Determination of toxicity of test material on the growth of 14 gram negative microorganisms. Inhibitory activity of test chemical was determined by the traditional agar gel method. The conc. of test chemical used for the study was 0.6918 mg/l (1 µM). 14 different gram negative bact. were used for the study was Agrobacterium radiobacter, Agrobacterium tumefaciens, Bradyrhizobium japonicum, Escherichia coli, Erwinia atroseptica,Erwinia herbicola, Erwinia uredovora, Pseudomonas fluorescence, Pseudomonas phaseolicola, Pseudomonas syringae , Rhizobium trifolii, Xanthomonas malvacearum, Xanthomonas phaseoli and X. stewartii. These test organisms were taken from the collection of the Plant Protection Institute, Hungarian Academy of Sciences (Budapest, Hungary). The bacteria were maintained on Nutrient Agar (Oxoid CM3) completed with vitamins pyridoxine. HCl, thiamine. HCl, riboflavine and nicotinamide at 1, 10, 1 and 20 mg/l concentrations. Bacterial suspensions for screening were prepared by washing cells with sterile tap water containing 0.3% peptone from slants of 20 h old cultures grown at (21±1) °C. A layer of 5 mm depth of inoculated medium was dispensed into Petri dishes of 90 mm diameter. Filter paper discs of 5 mm diameter were impregnated with 1 µM solution of test compounds and placed centrally on the surface of the agar plate. Growth inhibition zones were measured after 24 h incubation at 21 ± 1 °C. After incubation colony diameters were determined and growth inhibition was calculated in percentage of dye free colony growth. Each determination was run in quadruplicate. Based on no effect on growth inhibition of gram negative test organisms, the NOEC value of test material was determine to be 0.6918 mg/l for Erwinia herbicola and Pseudomonas syringae. Whereas the growth inhibition was observed on the other organisms so LOEC was 0.6918 mg/l for remaining 12 bacteria.

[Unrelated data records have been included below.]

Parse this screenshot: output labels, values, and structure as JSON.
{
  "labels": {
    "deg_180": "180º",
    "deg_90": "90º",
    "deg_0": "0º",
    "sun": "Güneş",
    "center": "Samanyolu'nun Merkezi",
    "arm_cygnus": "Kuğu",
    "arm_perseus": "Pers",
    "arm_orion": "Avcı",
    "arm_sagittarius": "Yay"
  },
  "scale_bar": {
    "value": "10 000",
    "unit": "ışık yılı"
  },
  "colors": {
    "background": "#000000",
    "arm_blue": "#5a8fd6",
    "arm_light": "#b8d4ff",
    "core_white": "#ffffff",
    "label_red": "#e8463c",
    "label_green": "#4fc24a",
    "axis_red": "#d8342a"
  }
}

Determination of toxicity of test chemical on the growth of 8 gram positive microorganisms. Inhibitory activity of test chemical was determined by the traditional agar gel method. The conc. of test chemical used for the study was 0.6918 mg/l (1 µM).

8 different gram positive bact. were used for the study-

Gram – positive bacteria:

Corynebacterium fascians

Corynebacterium flaccumfaciens

Corynebacterium michiganense

Corynebacterium oortii

Stapylococcus aureus

Micrococcus luteus

Bacillus subtilis and

Bacillus thuringiensis Berliner subp. kurstaki

These test organisms were taken from the collection of the Plant Protection Institute, Hungarian Academy of Sciences (Budapest, Hungary). The bacteria were maintained on Nutrient Agar (Oxoid CM3) completed with vitamins pyridoxine. HCl, thiamine. HCl, riboflavine and nicotinamide at 1, 10, 1 and 20 mg/l concentrations. Bacterial suspensions for screening were prepared by washing cells with sterile tap water containing 0.3% peptone from slants of 20 h old cultures grown at (21±1) °C. A layer of 5 mm depth of inoculated medium was dispensed into Petri dishes of 90 mm diameter. Filter paper discs of 5 mm diameter were impregnated with 1 µM solution of test compounds and placed centrally on the surface of the agar plate. Growth inhibition zones were measured after 24 h incubation at 21 ± 1 °C. After incubation colony diameters were determined and growth inhibition was calculated in percentage of dye free colony growth. Each determination was run in quadruplicate. Based on growth inhibition of gram positive test organisms, the LOEC value of test substance was determine to be 0.6918 mg/l.

Based on above experimental studies it was concluded that the reaction mass of Benzenamine, N,N-dimethyl- , molybdate, tungstate & phosphates shows low effect at 0.6194 mg/l.